It was a stormy September night, yet the roars of laughter inside the Blue Hill Event Center drowned out the winds of Tropical Storm Ian, as members of the Black Alumni Reunion (BAR) met for dinner and conversations at their first full-scale, in-person event since 2019.
The dinner was one of numerous events that took place across a five-day-long celebration of Black alumni at UNC. Sophisticated Catering and Event Planning, a Black-owned business, catered the Southern cuisine meal at the dinner.
In attendance were past and present Black UNC students, who were able to reconnect with friends, classmates, and sorority and fraternity members — who, over the years, became family, said Edith Hubbard, a UNC alumna who graduated in 1966. The reunion has become tradition; a place for camaraderie and a place for sharing experiences of joy and struggle alike.
“Shared pain, I think, tends to bring about shared kinship,” said Walter Jackson, an alumnus from the class of 1967, who was on the dinner planning committee. “There were emotional scars for almost all of us as Black students at the University in those days.
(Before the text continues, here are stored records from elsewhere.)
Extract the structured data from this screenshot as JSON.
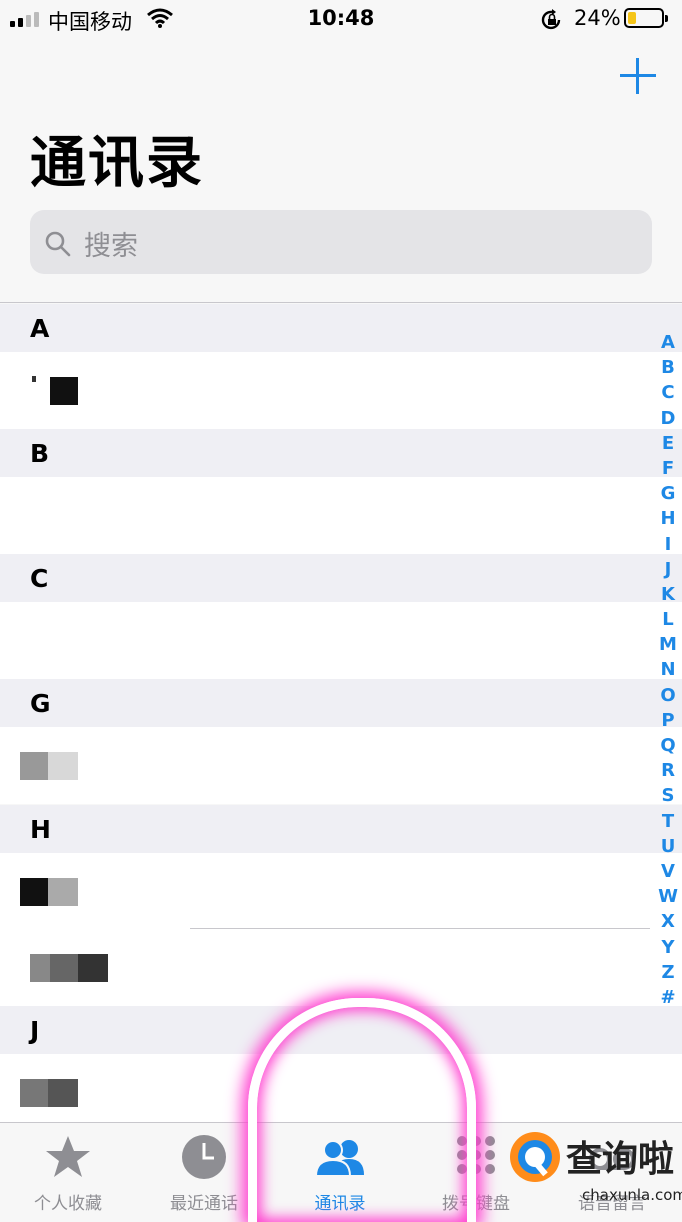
{
  "status_bar": {
    "carrier": "中国移动",
    "time": "10:48",
    "battery_percent": "24%",
    "battery_level": 0.24,
    "icons": [
      "signal-icon",
      "wifi-icon",
      "rotation-lock-icon",
      "battery-icon"
    ]
  },
  "header": {
    "add_icon": "plus-icon",
    "title": "通讯录"
  },
  "search": {
    "placeholder": "搜索",
    "icon": "search-icon"
  },
  "sections": [
    {
      "letter": "A"
    },
    {
      "letter": "B"
    },
    {
      "letter": "C"
    },
    {
      "letter": "G"
    },
    {
      "letter": "H"
    },
    {
      "letter": "J"
    }
  ],
  "index_letters": [
    "A",
    "B",
    "C",
    "D",
    "E",
    "F",
    "G",
    "H",
    "I",
    "J",
    "K",
    "L",
    "M",
    "N",
    "O",
    "P",
    "Q",
    "R",
    "S",
    "T",
    "U",
    "V",
    "W",
    "X",
    "Y",
    "Z",
    "#"
  ],
  "tab_bar": {
    "tabs": [
      {
        "label": "个人收藏",
        "icon": "star-icon",
        "active": false
      },
      {
        "label": "最近通话",
        "icon": "clock-icon",
        "active": false
      },
      {
        "label": "通讯录",
        "icon": "contacts-icon",
        "active": true
      },
      {
        "label": "拨号键盘",
        "icon": "keypad-icon",
        "active": false
      },
      {
        "label": "语音留言",
        "icon": "voicemail-icon",
        "active": false
      }
    ]
  },
  "watermark": {
    "name": "查询啦",
    "domain": "chaxunla.com"
  },
  "colors": {
    "accent": "#1e88e5",
    "highlight": "#ff3fd0"
  }
}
Those scars don't go away easily. As a matter of fact, they probably stay with us forever. But again, the fact that we experienced those things together helped us to bond.”
The hall was filled with superlatives — the first Black student-athlete baseball player, some of the first Black female students to graduate from UNC, the third Black student to graduate from UNC with a degree in journalism. A hall full of Black Pioneers, the first generation of Black students, who attended UNC Chapel Hill from 1952 through the class of 1972.
“We know that you were not the first to have the intellectual ability to succeed at Carolina, not the first to have the courage to attend here,” said Hubbard, who gave the welcoming address. “But we were the ones who were there and willing to step up when the walls of resistance finally started to give way.”
The focus of the event was a panel discussion, where alumni panelists Dr. Joanne Wilson, Cureton Johnson and former U.S. House Rep. Mel Watt reflected on their lives at UNC and how it shaped them into the individuals they are.
The first generation of African-American students experienced what Dr. Wilson, who graduated in 1969, referred to as a "culture of singularity," where they felt isolated as a result of lack of representation and respect from their white peers.
“I knew every Black student's name and family history,” said Watt, a 1967 alumnus. "But we were all scattered in dormitories throughout the campus, and each of us suffered from being alone, detached and insecure in one way or another. We were all fighting to compete and survive while dealing with a range of racial insults and trauma with no institutional support.”